Et il vaut mieux, car plus d’une fois, avec des enfants aux doubles origines, il serait tentant de se laisser aller aux complexes. Les petites filles de Silvia, 40 ans, Catalane cette fois-ci vivant en France depuis 15 ans, ne manquent pas de rappeler à leurs copines d’école que « maman, c’est normal si on ne la comprend pas.

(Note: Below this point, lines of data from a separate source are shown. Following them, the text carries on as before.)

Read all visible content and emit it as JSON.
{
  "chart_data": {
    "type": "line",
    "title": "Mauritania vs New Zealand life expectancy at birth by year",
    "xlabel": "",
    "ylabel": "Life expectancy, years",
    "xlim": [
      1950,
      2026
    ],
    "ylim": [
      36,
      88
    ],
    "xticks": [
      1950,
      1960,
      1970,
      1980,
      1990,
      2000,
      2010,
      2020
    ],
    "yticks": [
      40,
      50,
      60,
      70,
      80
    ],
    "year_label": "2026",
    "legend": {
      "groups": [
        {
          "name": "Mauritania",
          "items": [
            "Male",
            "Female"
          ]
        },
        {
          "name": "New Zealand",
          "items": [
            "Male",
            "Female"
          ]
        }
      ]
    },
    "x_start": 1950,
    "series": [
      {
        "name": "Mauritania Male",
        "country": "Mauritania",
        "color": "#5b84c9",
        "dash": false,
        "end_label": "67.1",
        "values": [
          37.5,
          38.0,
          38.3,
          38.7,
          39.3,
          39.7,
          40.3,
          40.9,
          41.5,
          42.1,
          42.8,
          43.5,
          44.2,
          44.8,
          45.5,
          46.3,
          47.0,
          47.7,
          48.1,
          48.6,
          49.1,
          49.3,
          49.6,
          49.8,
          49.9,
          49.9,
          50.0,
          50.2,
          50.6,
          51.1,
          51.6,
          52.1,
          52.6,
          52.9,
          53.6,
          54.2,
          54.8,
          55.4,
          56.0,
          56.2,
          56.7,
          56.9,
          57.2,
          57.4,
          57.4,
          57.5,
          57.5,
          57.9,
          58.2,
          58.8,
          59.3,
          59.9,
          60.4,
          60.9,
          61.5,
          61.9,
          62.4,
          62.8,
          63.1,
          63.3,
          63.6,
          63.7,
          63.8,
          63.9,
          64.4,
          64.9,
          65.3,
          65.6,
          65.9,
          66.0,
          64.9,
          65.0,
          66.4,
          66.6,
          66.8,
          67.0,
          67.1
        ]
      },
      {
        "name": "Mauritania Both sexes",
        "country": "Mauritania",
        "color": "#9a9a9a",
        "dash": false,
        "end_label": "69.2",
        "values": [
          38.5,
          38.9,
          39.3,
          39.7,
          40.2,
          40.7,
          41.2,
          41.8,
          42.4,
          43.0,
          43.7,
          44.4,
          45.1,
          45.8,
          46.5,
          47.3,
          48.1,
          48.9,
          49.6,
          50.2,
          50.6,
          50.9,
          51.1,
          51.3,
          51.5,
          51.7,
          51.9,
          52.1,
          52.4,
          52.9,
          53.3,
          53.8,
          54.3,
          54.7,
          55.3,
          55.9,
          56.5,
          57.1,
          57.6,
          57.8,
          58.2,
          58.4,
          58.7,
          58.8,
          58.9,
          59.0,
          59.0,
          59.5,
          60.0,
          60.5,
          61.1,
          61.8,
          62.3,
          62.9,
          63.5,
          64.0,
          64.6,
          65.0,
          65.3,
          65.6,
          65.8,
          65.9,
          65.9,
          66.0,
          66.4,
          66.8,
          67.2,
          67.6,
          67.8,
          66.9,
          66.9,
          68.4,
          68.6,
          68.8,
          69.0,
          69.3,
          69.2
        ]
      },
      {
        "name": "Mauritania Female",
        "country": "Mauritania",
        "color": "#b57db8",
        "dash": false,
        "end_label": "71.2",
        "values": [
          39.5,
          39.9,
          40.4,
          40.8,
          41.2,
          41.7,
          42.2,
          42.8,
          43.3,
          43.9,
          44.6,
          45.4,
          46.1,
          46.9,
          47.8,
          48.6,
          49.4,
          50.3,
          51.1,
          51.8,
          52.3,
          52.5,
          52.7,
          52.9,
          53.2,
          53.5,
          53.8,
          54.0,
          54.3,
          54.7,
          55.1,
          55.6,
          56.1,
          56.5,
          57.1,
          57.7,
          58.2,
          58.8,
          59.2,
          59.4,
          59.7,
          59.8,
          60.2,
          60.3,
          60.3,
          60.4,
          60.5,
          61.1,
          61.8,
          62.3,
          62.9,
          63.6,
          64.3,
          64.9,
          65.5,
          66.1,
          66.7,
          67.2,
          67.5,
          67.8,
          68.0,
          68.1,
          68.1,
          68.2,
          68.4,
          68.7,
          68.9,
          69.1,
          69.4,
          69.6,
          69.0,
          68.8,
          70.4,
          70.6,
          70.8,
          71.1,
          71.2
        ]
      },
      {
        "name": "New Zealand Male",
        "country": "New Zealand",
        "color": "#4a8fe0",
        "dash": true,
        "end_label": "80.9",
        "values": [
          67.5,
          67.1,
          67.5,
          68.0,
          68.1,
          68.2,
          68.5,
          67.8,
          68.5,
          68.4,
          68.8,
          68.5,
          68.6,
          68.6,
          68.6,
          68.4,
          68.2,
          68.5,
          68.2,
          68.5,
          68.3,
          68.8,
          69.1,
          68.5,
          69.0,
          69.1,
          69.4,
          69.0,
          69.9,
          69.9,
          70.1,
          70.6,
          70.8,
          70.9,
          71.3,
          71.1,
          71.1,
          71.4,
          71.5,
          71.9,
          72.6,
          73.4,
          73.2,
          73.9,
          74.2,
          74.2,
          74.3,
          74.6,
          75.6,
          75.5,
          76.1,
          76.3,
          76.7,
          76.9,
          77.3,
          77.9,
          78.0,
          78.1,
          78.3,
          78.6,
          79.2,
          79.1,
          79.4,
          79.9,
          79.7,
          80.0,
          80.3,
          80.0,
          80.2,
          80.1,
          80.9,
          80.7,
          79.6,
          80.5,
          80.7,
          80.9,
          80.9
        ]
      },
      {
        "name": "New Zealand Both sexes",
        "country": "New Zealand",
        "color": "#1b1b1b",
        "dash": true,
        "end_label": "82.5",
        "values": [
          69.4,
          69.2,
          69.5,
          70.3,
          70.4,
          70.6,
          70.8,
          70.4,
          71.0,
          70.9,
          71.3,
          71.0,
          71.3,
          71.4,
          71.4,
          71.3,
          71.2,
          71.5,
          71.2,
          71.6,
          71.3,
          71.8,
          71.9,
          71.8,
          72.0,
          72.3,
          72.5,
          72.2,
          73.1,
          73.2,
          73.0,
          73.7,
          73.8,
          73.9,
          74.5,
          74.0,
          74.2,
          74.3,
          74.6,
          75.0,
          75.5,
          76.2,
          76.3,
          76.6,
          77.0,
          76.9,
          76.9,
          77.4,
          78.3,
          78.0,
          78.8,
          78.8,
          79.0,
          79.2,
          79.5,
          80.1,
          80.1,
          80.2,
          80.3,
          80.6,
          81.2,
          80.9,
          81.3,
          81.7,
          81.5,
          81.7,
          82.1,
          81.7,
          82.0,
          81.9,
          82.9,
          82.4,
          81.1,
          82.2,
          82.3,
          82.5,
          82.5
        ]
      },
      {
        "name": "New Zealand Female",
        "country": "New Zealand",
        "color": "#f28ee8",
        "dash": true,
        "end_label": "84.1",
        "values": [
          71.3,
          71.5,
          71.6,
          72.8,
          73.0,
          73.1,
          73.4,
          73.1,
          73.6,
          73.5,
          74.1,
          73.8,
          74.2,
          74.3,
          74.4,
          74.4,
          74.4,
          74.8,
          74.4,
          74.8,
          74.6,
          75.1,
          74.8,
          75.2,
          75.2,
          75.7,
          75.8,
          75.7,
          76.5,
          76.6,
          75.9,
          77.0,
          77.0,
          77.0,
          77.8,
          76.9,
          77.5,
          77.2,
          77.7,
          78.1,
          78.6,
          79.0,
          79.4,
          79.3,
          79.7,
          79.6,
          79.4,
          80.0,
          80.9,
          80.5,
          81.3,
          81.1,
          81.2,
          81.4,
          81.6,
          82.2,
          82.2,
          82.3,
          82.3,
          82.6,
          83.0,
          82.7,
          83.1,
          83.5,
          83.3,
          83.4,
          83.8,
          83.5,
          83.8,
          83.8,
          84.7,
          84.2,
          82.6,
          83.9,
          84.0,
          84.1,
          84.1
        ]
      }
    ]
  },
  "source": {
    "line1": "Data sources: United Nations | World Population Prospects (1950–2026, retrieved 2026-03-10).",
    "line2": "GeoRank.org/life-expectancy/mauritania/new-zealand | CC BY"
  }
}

Elle parle à l’espagnole ». Une présentation spontanée, digne d’enfants de 6 et 8 ans, que Silvia voit avec tendresse. « Mais c’est aussi selon comment tu vis avec ton accent, si tu le considères ou non comme un atout ».
« Dire merci », la réponse conseillée
À vrai dire, face à ça, tout dépend la posture de l’enfant, explique la psychologue Caroline Gourdier. Reprendre son père ou sa mère sur le vocabulaire ou la prononciation peut être réalisé dans la bienveillance, avec une bonne intention, ou dans une attitude plus défiante. Dans le premier cas, il s’agit de transmettre des connaissances, tandis que le second peut cacher d’autres choses. « Ça peut traduire un manque d’estime de soi, ou bien la reproduction d’un schéma familial. Par exemple, si l’enfant a vu ses parents se moquer d’autres personnes dans d’autres situations », précise-t-elle. Tout comme l’explication peut se trouver dans la vengeance auprès de parents trop exigeants. « C’est une façon de dire, `tu vois, tu veux que je sois parfait, mais toi, tu ne l’es pas` ».
Mais que ce soit dans un sens ou un autre, la professionnelle recommande une réaction similaire : remercier. Un merci en réponse à la bienveillance, pour conforter l’adolescent dans sa démarche de partage de connaissances. Et un merci pour le déstabiliser face à l’agressivité, et lui expliquer qu’on peut marquer sa différence autrement que par le conflit. Après tout, il ne s’agit que d’une toute petite guerre entre parents et ados, qui finalement apporte un peu de « normalité » dans une vie hors du commun.